I read in the news some time back about a woman who lost all three of her children and her parents to a fire, and I made myself be her and imagine (as much as I could without it really being true for me) that it was me, and it crushed me with the impossible suffering she was enduring. I couldn't (and still can't) stop thinking about her, and so I've truly prayed for her. Not just thought sad thoughts about her, but lifted her up to the Holy One who enters our pain and binds up our wounds.
And then I had a friend over who shared with me her story. Two kids under two. Being a single mom because her husband left her for other men. How hard it is for her to do it by herself all day and not have a husband to look forward to coming home and giving her a break and being a family. So that night as we started the bedtime wind-down, I made myself be her. I was alone. Matt was not there to help me meet the needs of two little boys. After bedtime I was alone. When I made dinner I was not waiting for Matt to get home from work because he wasn't coming home. I was by myself day in and day out, night in and night out. And it hurt. I ached for her. And I prayed for her.

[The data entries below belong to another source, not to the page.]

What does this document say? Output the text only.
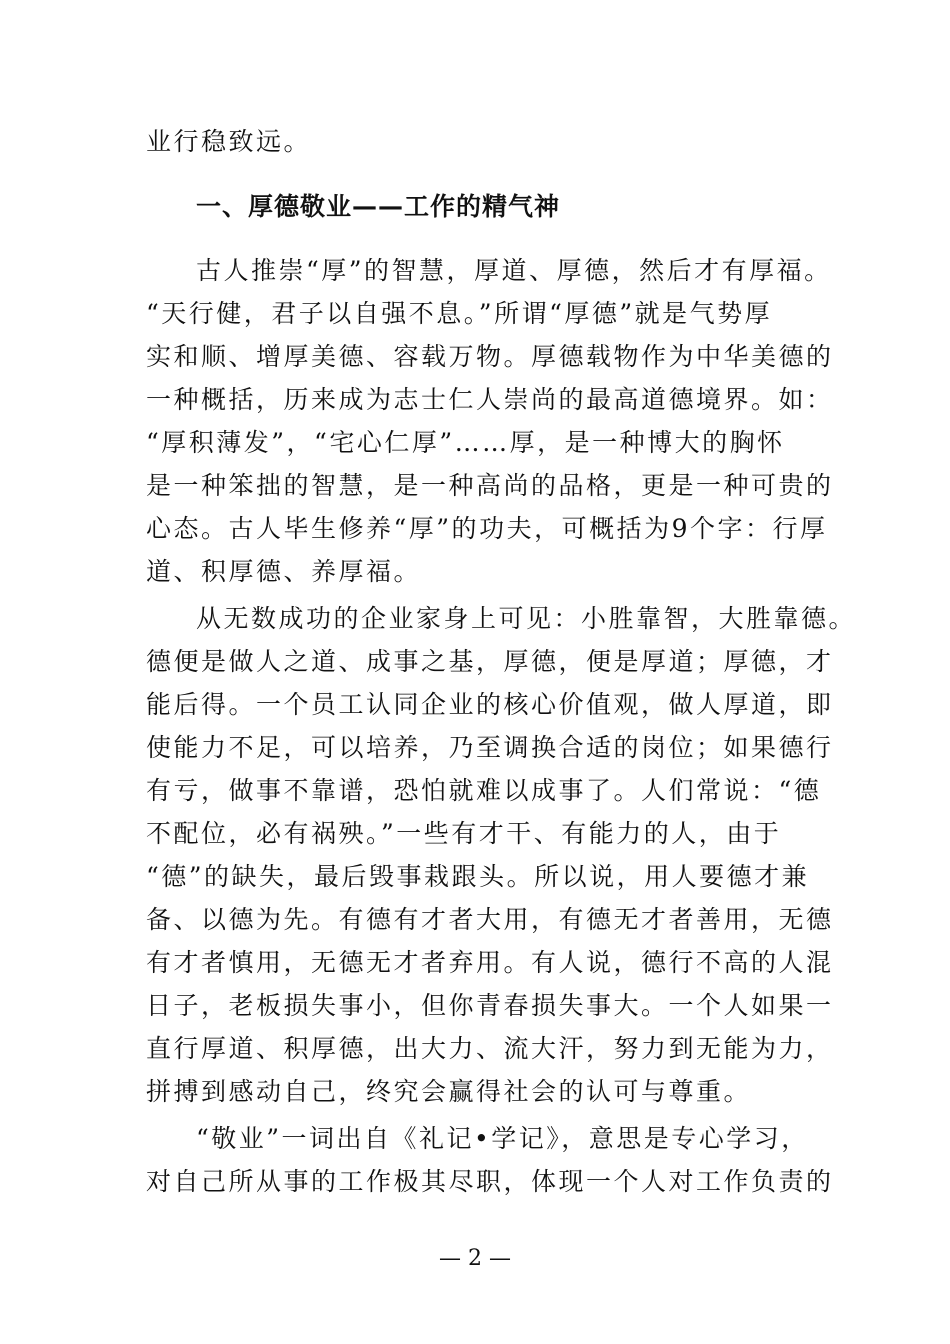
业行稳致远。
一、厚德敬业——工作的精气神
古人推崇“厚”的智慧，厚道、厚德，然后才有厚福。
“天行健，君子以自强不息。”所谓“厚德”就是气势厚
实和顺、增厚美德、容载万物。厚德载物作为中华美德的
一种概括，历来成为志士仁人崇尚的最高道德境界。如：
“厚积薄发”，“宅心仁厚”……厚，是一种博大的胸怀
是一种笨拙的智慧，是一种高尚的品格，更是一种可贵的
心态。古人毕生修养“厚”的功夫，可概括为9个字：行厚
道、积厚德、养厚福。
从无数成功的企业家身上可见：小胜靠智，大胜靠德。
德便是做人之道、成事之基，厚德，便是厚道；厚德，才
能后得。一个员工认同企业的核心价值观，做人厚道，即
使能力不足，可以培养，乃至调换合适的岗位；如果德行
有亏，做事不靠谱，恐怕就难以成事了。人们常说：“德
不配位，必有祸殃。”一些有才干、有能力的人，由于
“德”的缺失，最后毁事栽跟头。所以说，用人要德才兼
备、以德为先。有德有才者大用，有德无才者善用，无德
有才者慎用，无德无才者弃用。有人说，德行不高的人混
日子，老板损失事小，但你青春损失事大。一个人如果一
直行厚道、积厚德，出大力、流大汗，努力到无能为力，
拼搏到感动自己，终究会赢得社会的认可与尊重。
“敬业”一词出自《礼记•学记》，意思是专心学习，
对自己所从事的工作极其尽职，体现一个人对工作负责的
— 2 —
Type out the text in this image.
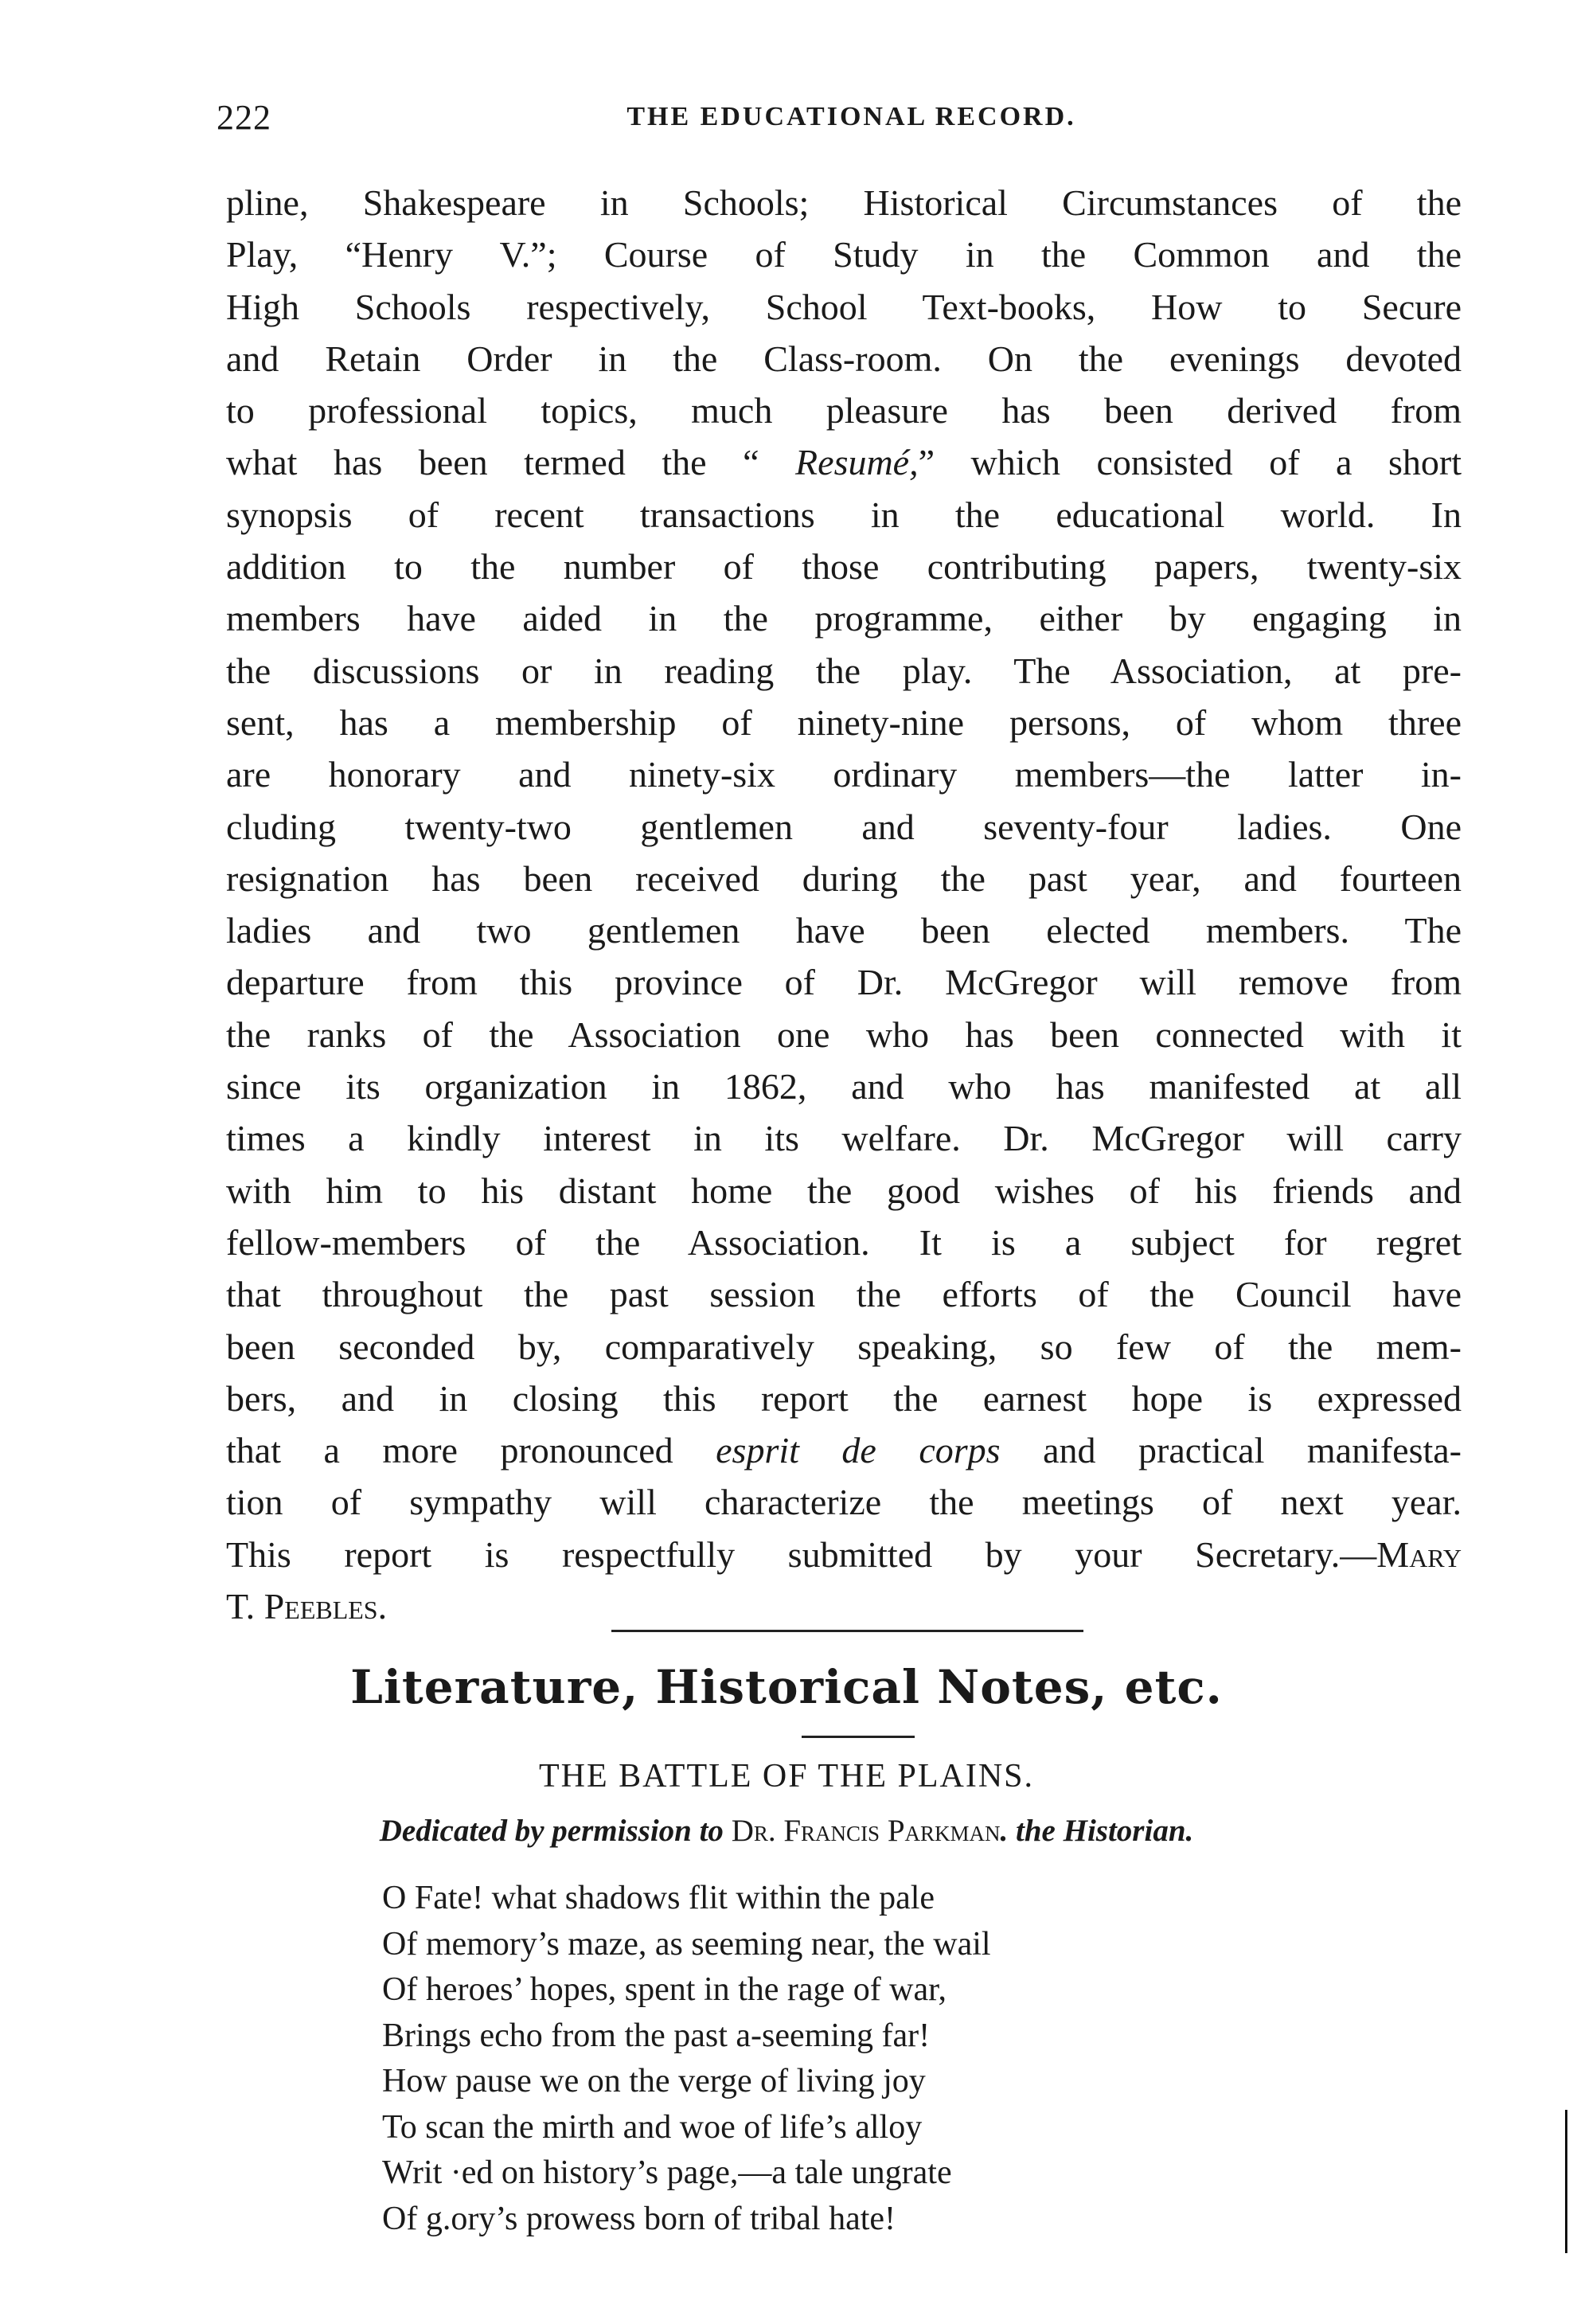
222	THE EDUCATIONAL RECORD.
pline, Shakespeare in Schools; Historical Circumstances of the
Play, “Henry V.”; Course of Study in the Common and the
High Schools respectively, School Text-books, How to Secure
and Retain Order in the Class-room. On the evenings devoted
to professional topics, much pleasure has been derived from
what has been termed the “ Resumé,” which consisted of a short
synopsis of recent transactions in the educational world. In
addition to the number of those contributing papers, twenty-six
members have aided in the programme, either by engaging in
the discussions or in reading the play. The Association, at pre-
sent, has a membership of ninety-nine persons, of whom three
are honorary and ninety-six ordinary members—the latter in-
cluding twenty-two gentlemen and seventy-four ladies. One
resignation has been received during the past year, and fourteen
ladies and two gentlemen have been elected members. The
departure from this province of Dr. McGregor will remove from
the ranks of the Association one who has been connected with it
since its organization in 1862, and who has manifested at all
times a kindly interest in its welfare. Dr. McGregor will carry
with him to his distant home the good wishes of his friends and
fellow-members of the Association. It is a subject for regret
that throughout the past session the efforts of the Council have
been seconded by, comparatively speaking, so few of the mem-
bers, and in closing this report the earnest hope is expressed
that a more pronounced esprit de corps and practical manifesta-
tion of sympathy will characterize the meetings of next year.
This report is respectfully submitted by your Secretary.—Mary
T. Peebles.
Literature, Historical Notes, etc.
THE BATTLE OF THE PLAINS.
Dedicated by permission to Dr. Francis Parkman. the Historian.
O Fate! what shadows flit within the pale
Of memory’s maze, as seeming near, the wail
Of heroes’ hopes, spent in the rage of war,
Brings echo from the past a-seeming far!
How pause we on the verge of living joy
To scan the mirth and woe of life’s alloy
Writ ·ed on history’s page,—a tale ungrate
Of g.ory’s prowess born of tribal hate!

You see, true compassion compels us to act. Thinking sad thoughts about someone isn't compassion. And so it's painful and I'd like to close my eyes to the suffering, but then I wouldn't pray with such passion, "Lord, come back! Rescue every single child abused by evil people. Raise up men and women who will act on their behalf. Show us what we can do."
Because that's my baby Asher whose desperate cries for food and help go unanswered. That's my happy, trusting Micah in the hands of evil people. It's not a nameless, faceless child somewhere else. They're my children.
I've got a long way to go to love others like Jesus does, but the Lord is at work in me. It hurts. But it should.